Juan J. Morales

 
 

THE ABANDONED POSSESSIONS OF GARCILASO DE LA VEGA


He did not have many
when ushered to the next world.
Some scattered throughout his sparse
apartment as though someone
ravaging, sought out

unfound riches.  But this happened
years before when he scratched
quills along suspended sheets,
dust hoarding on unbound
manuscript heaps.
His quills rested—frayed and brittle

on ground and desk near
inkwells, encrusted black.
He called himself El Inca and wrote
home’s dirges,
upholding name and genetic lines,
self-appointed, self-ostracized.
Garcilaso preserved Peru

in its rawest—
abandoned place summoned
in scribbled book shards, failed poems,
censored and stranded translations.
In España, no one could
possess or understand

how his flesh and stock
catenated these two worlds,
overlooked like him, his possessions
and the mestizo class he comprised.




THE CONFESSION OF FRAY BUENAVENTURA DE SALINAS


Even after banishment from my church,
I know the soldier will return.  He will demand

justice, possession of the Indian girl
pawned for pesos that heavy her father’s pockets

that frees him from the mines tunneled
in rock.  When the soldier drags her from here, I must

restrain myself, disregard like priests with gold
fogging their eyes and hearts.  Her sobs will plow

through pews, stone, the clamor
in the streets. The weight of the soldier’s kisses

will steer her to bed, the body his nibbled indulgence.

The girl, unguarded by the church,

was born free in her native land, where New World
laws make her slave—a world that twines me

into a place where her name, almost whispered by his lips,
shambles my church within unannounced guilt.

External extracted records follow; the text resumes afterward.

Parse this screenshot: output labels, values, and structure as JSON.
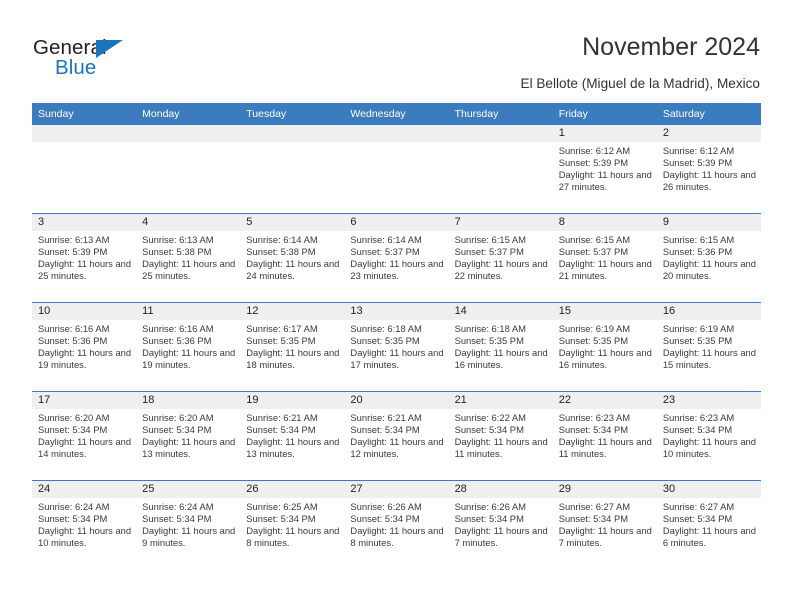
{
  "logo": {
    "word_top": "General",
    "word_bottom": "Blue",
    "triangle_color": "#1b75bc",
    "text_color": "#231f20"
  },
  "header": {
    "title": "November 2024",
    "subtitle": "El Bellote (Miguel de la Madrid), Mexico"
  },
  "colors": {
    "header_blue": "#3b7cbf",
    "daynum_band": "#efefef",
    "row_divider": "#3b7cbf"
  },
  "calendar": {
    "weekdays": [
      "Sunday",
      "Monday",
      "Tuesday",
      "Wednesday",
      "Thursday",
      "Friday",
      "Saturday"
    ],
    "weeks": [
      [
        {
          "day": "",
          "empty": true
        },
        {
          "day": "",
          "empty": true
        },
        {
          "day": "",
          "empty": true
        },
        {
          "day": "",
          "empty": true
        },
        {
          "day": "",
          "empty": true
        },
        {
          "day": "1",
          "sunrise": "Sunrise: 6:12 AM",
          "sunset": "Sunset: 5:39 PM",
          "daylight": "Daylight: 11 hours and 27 minutes."
        },
        {
          "day": "2",
          "sunrise": "Sunrise: 6:12 AM",
          "sunset": "Sunset: 5:39 PM",
          "daylight": "Daylight: 11 hours and 26 minutes."
        }
      ],
      [
        {
          "day": "3",
          "sunrise": "Sunrise: 6:13 AM",
          "sunset": "Sunset: 5:39 PM",
          "daylight": "Daylight: 11 hours and 25 minutes."
        },
        {
          "day": "4",
          "sunrise": "Sunrise: 6:13 AM",
          "sunset": "Sunset: 5:38 PM",
          "daylight": "Daylight: 11 hours and 25 minutes."
        },
        {
          "day": "5",
          "sunrise": "Sunrise: 6:14 AM",
          "sunset": "Sunset: 5:38 PM",
          "daylight": "Daylight: 11 hours and 24 minutes."
        },
        {
          "day": "6",
          "sunrise": "Sunrise: 6:14 AM",
          "sunset": "Sunset: 5:37 PM",
          "daylight": "Daylight: 11 hours and 23 minutes."
        },
        {
          "day": "7",
          "sunrise": "Sunrise: 6:15 AM",
          "sunset": "Sunset: 5:37 PM",
          "daylight": "Daylight: 11 hours and 22 minutes."
        },
        {
          "day": "8",
          "sunrise": "Sunrise: 6:15 AM",
          "sunset": "Sunset: 5:37 PM",
          "daylight": "Daylight: 11 hours and 21 minutes."
        },
        {
          "day": "9",
          "sunrise": "Sunrise: 6:15 AM",
          "sunset": "Sunset: 5:36 PM",
          "daylight": "Daylight: 11 hours and 20 minutes."
        }
      ],
      [
        {
          "day": "10",
          "sunrise": "Sunrise: 6:16 AM",
          "sunset": "Sunset: 5:36 PM",
          "daylight": "Daylight: 11 hours and 19 minutes."
        },
        {
          "day": "11",
          "sunrise": "Sunrise: 6:16 AM",
          "sunset": "Sunset: 5:36 PM",
          "daylight": "Daylight: 11 hours and 19 minutes."
        },
        {
          "day": "12",
          "sunrise": "Sunrise: 6:17 AM",
          "sunset": "Sunset: 5:35 PM",
          "daylight": "Daylight: 11 hours and 18 minutes."
        },
        {
          "day": "13",
          "sunrise": "Sunrise: 6:18 AM",
          "sunset": "Sunset: 5:35 PM",
          "daylight": "Daylight: 11 hours and 17 minutes."
        },
        {
          "day": "14",
          "sunrise": "Sunrise: 6:18 AM",
          "sunset": "Sunset: 5:35 PM",
          "daylight": "Daylight: 11 hours and 16 minutes."
        },
        {
          "day": "15",
          "sunrise": "Sunrise: 6:19 AM",
          "sunset": "Sunset: 5:35 PM",
          "daylight": "Daylight: 11 hours and 16 minutes."
        },
        {
          "day": "16",
          "sunrise": "Sunrise: 6:19 AM",
          "sunset": "Sunset: 5:35 PM",
          "daylight": "Daylight: 11 hours and 15 minutes."
        }
      ],
      [
        {
          "day": "17",
          "sunrise": "Sunrise: 6:20 AM",
          "sunset": "Sunset: 5:34 PM",
          "daylight": "Daylight: 11 hours and 14 minutes."
        },
        {
          "day": "18",
          "sunrise": "Sunrise: 6:20 AM",
          "sunset": "Sunset: 5:34 PM",
          "daylight": "Daylight: 11 hours and 13 minutes."
        },
        {
          "day": "19",
          "sunrise": "Sunrise: 6:21 AM",
          "sunset": "Sunset: 5:34 PM",
          "daylight": "Daylight: 11 hours and 13 minutes."
        },
        {
          "day": "20",
          "sunrise": "Sunrise: 6:21 AM",
          "sunset": "Sunset: 5:34 PM",
          "daylight": "Daylight: 11 hours and 12 minutes."
        },
        {
          "day": "21",
          "sunrise": "Sunrise: 6:22 AM",
          "sunset": "Sunset: 5:34 PM",
          "daylight": "Daylight: 11 hours and 11 minutes."
        },
        {
          "day": "22",
          "sunrise": "Sunrise: 6:23 AM",
          "sunset": "Sunset: 5:34 PM",
          "daylight": "Daylight: 11 hours and 11 minutes."
        },
        {
          "day": "23",
          "sunrise": "Sunrise: 6:23 AM",
          "sunset": "Sunset: 5:34 PM",
          "daylight": "Daylight: 11 hours and 10 minutes."
        }
      ],
      [
        {
          "day": "24",
          "sunrise": "Sunrise: 6:24 AM",
          "sunset": "Sunset: 5:34 PM",
          "daylight": "Daylight: 11 hours and 10 minutes."
        },
        {
          "day": "25",
          "sunrise": "Sunrise: 6:24 AM",
          "sunset": "Sunset: 5:34 PM",
          "daylight": "Daylight: 11 hours and 9 minutes."
        },
        {
          "day": "26",
          "sunrise": "Sunrise: 6:25 AM",
          "sunset": "Sunset: 5:34 PM",
          "daylight": "Daylight: 11 hours and 8 minutes."
        },
        {
          "day": "27",
          "sunrise": "Sunrise: 6:26 AM",
          "sunset": "Sunset: 5:34 PM",
          "daylight": "Daylight: 11 hours and 8 minutes."
        },
        {
          "day": "28",
          "sunrise": "Sunrise: 6:26 AM",
          "sunset": "Sunset: 5:34 PM",
          "daylight": "Daylight: 11 hours and 7 minutes."
        },
        {
          "day": "29",
          "sunrise": "Sunrise: 6:27 AM",
          "sunset": "Sunset: 5:34 PM",
          "daylight": "Daylight: 11 hours and 7 minutes."
        },
        {
          "day": "30",
          "sunrise": "Sunrise: 6:27 AM",
          "sunset": "Sunset: 5:34 PM",
          "daylight": "Daylight: 11 hours and 6 minutes."
        }
      ]
    ]
  }
}
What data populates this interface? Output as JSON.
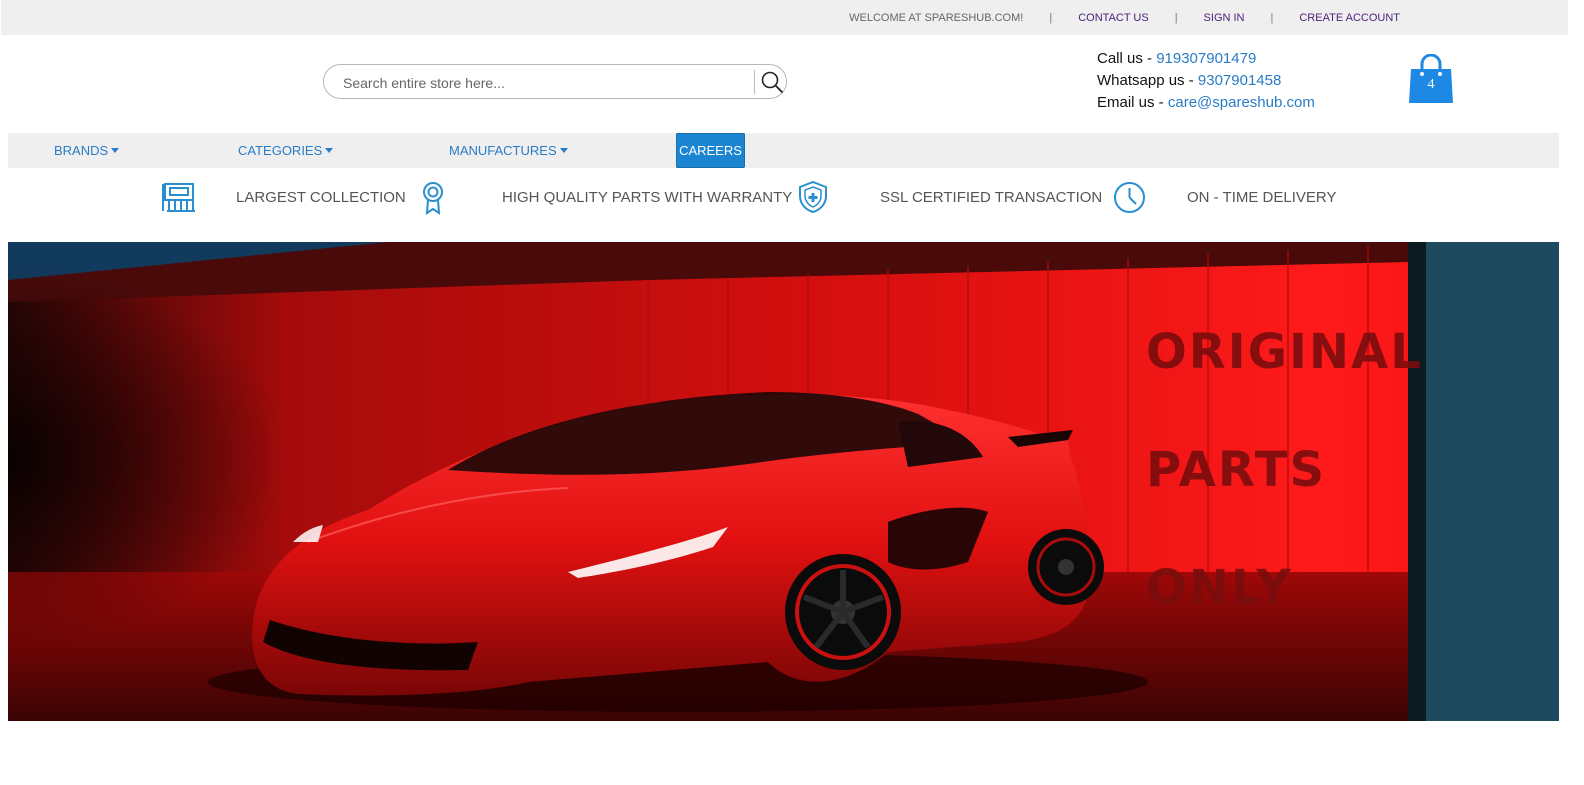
{
  "topbar": {
    "welcome": "WELCOME AT SPARESHUB.COM!",
    "separator": "|",
    "contact_us": "CONTACT US",
    "sign_in": "SIGN IN",
    "create_account": "CREATE ACCOUNT"
  },
  "search": {
    "placeholder": "Search entire store here...",
    "value": ""
  },
  "contact": {
    "call_label": "Call us - ",
    "call_value": "919307901479",
    "whatsapp_label": "Whatsapp us - ",
    "whatsapp_value": "9307901458",
    "email_label": "Email us - ",
    "email_value": "care@spareshub.com"
  },
  "cart": {
    "count": "4",
    "icon": "shopping-bag-icon"
  },
  "nav": {
    "brands": "BRANDS",
    "categories": "CATEGORIES",
    "manufactures": "MANUFACTURES",
    "careers": "CAREERS"
  },
  "features": [
    {
      "label": "LARGEST COLLECTION",
      "icon": "parts-collection-icon"
    },
    {
      "label": "HIGH QUALITY PARTS WITH WARRANTY",
      "icon": "award-ribbon-icon"
    },
    {
      "label": "SSL CERTIFIED TRANSACTION",
      "icon": "shield-icon"
    },
    {
      "label": "ON - TIME DELIVERY",
      "icon": "clock-icon"
    }
  ],
  "hero": {
    "line1": "ORIGINAL",
    "line2": "PARTS",
    "line3": "ONLY"
  },
  "colors": {
    "accent_blue": "#2a7cc7",
    "careers_bg": "#1c85d1",
    "topbar_bg": "#efefef",
    "topbar_link": "#4a1f78",
    "hero_red": "#e01010"
  }
}
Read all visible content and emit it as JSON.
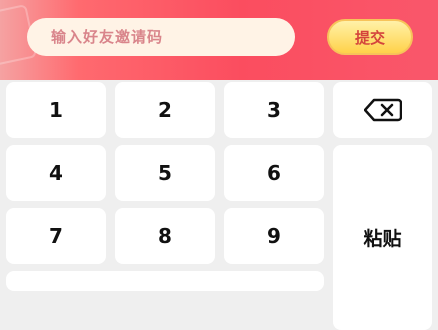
{
  "header": {
    "input_placeholder": "输入好友邀请码",
    "submit_label": "提交"
  },
  "keypad": {
    "keys": [
      "1",
      "2",
      "3",
      "4",
      "5",
      "6",
      "7",
      "8",
      "9"
    ],
    "backspace_icon": "backspace-icon",
    "paste_label": "粘贴"
  },
  "colors": {
    "header_gradient_start": "#f5a2a2",
    "header_gradient_end": "#f9576b",
    "input_bg": "#fff3e6",
    "placeholder_text": "#d9858b",
    "submit_bg": "#ffd24a",
    "submit_text": "#d4443c",
    "keypad_bg": "#efefef",
    "key_bg": "#ffffff"
  }
}
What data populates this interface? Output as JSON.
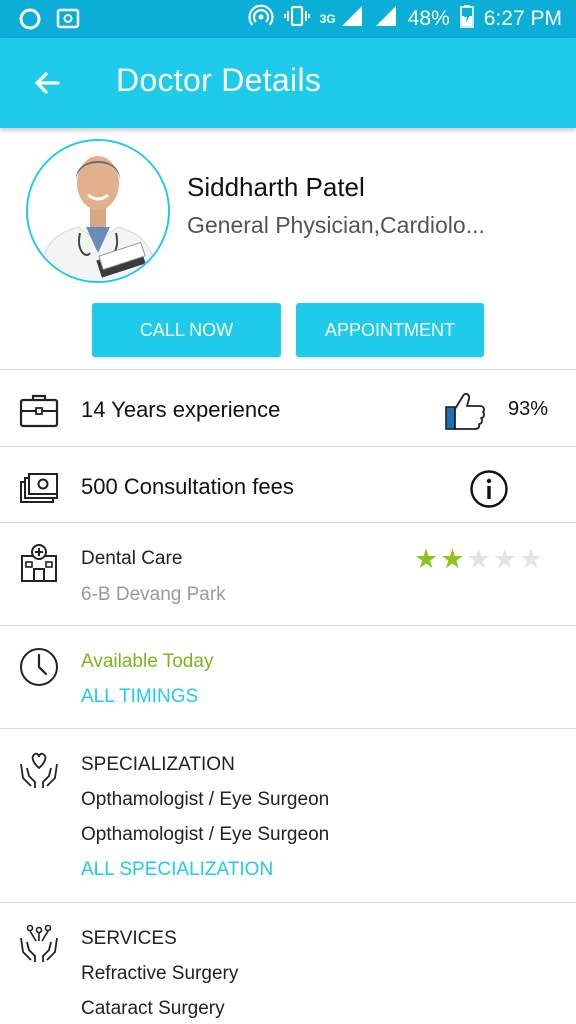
{
  "status_bar": {
    "network": "3G",
    "battery": "48%",
    "time": "6:27 PM"
  },
  "app_bar": {
    "title": "Doctor Details",
    "back_icon": "arrow-left-icon"
  },
  "doctor": {
    "name": "Siddharth Patel",
    "specialty": "General Physician,Cardiolo..."
  },
  "actions": {
    "call_label": "CALL NOW",
    "appointment_label": "APPOINTMENT"
  },
  "experience": {
    "text": "14 Years experience",
    "rating_percent": "93%"
  },
  "fees": {
    "text": "500 Consultation fees"
  },
  "clinic": {
    "name": "Dental Care",
    "address": "6-B Devang Park",
    "rating_stars": 2,
    "rating_max": 5
  },
  "availability": {
    "status": "Available Today",
    "link": "ALL TIMINGS"
  },
  "specialization": {
    "heading": "SPECIALIZATION",
    "items": [
      "Opthamologist / Eye Surgeon",
      "Opthamologist / Eye Surgeon"
    ],
    "link": "ALL SPECIALIZATION"
  },
  "services": {
    "heading": "SERVICES",
    "items": [
      "Refractive Surgery",
      "Cataract Surgery"
    ]
  },
  "colors": {
    "status_bar": "#0aaed6",
    "app_bar": "#1ecbeb",
    "accent": "#1ecbeb",
    "available": "#7cb518",
    "star_on": "#8dc21f"
  }
}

PIZARRO AT THE CORONATION OF MANCO INCA


After Fray Valverde’s mass, we cross
ourselves.  I know we are doing
the right thing; we must protect
them from themselves.  Ranks of Indians
stoop before us.  We stand
in armor, flags raised, swords drawn.
Manco, on his throne, repeats
pledges for his monarchy
and Spanish command.  Their high priest
folds his arms, detesting
how I position fringed crown
on the Inca’s head. I step back,

a perfunctory bow.  When his eyes
confront mine, the glint
yields. His young face teems arrogance,
but he is mindful of pomp
when he drinks the goblet
of chicha.  He is a god on my strings,
veining my power
through the empire’s remains.
The coronation ends with Manco,
shouldered above
with their dead kings, mummies
christened as gods.

They devour and feast, ignoring
my men and me.  Music flutes and drums,
sparking dances around us.  Before plates
of steaming fish, maize, and meats
at the royal table,
I watch Manco settle and smile.
He sees me,
then tenses.  I eat with slow
bites, veiled behind a bored gaze
inside Manco’s shadow,
ready to maneuver him like brittle bones
I spit to the ground.


PEDRO HALCÓN


On the last morning, the moon wakes him.
The capullana, woman chief,
occupies every sensation.  Each night
they kissed and colonized, skin
meshing.  Devotion gnaws
his insides.  Words in her language

rustle and entice him
to settle with her. 
He struggles—
leaving versus the pull of treason.
His eyes flash schism, wild look
overtaking him like a mask.

He weaves fingers
through her hair.  His capullana exhales.

A feeling of knives
crawls through his entire body.
In slices, the sun ascends. 

When he stirs, she calls out.  He says nothing,
loads cargo, boards the ship
bound for Spain.
Capullana studies
him with distance,
expecting him, like an ancestral guest,
to disappear back into afterlife.

When the anchor rises, Pedro Halcón
forks into two men.
One dives
into the sea, lungs full of water,
other gripped, then restrained in irons.
He begs for release and spatters

threats.  No one calms him.  His gaze
on his capullana prods
the men aside.
His yearning becomes their own
knots in their innards, tugging them
to the edge.


 

4 Poems

Bio


Juan J. Morales was born in the U.S. to an Ecuadorian mother and a Puerto Rican father. He grew up hearing family stories that inspired

much of the poems in Friday and the Year that Followed, his first collection of poetry, which was published by Bedbug Press.  His poetry

has appeared in Many Mountains Moving, Borderlands: Texas Poetry

Review, PALABRA (forthcoming), Poet Lore, War, Literature, & the Arts,

and other journals.  He is the Director of Creative Writing and an Assistant Professor at Colorado State University-Pueblo.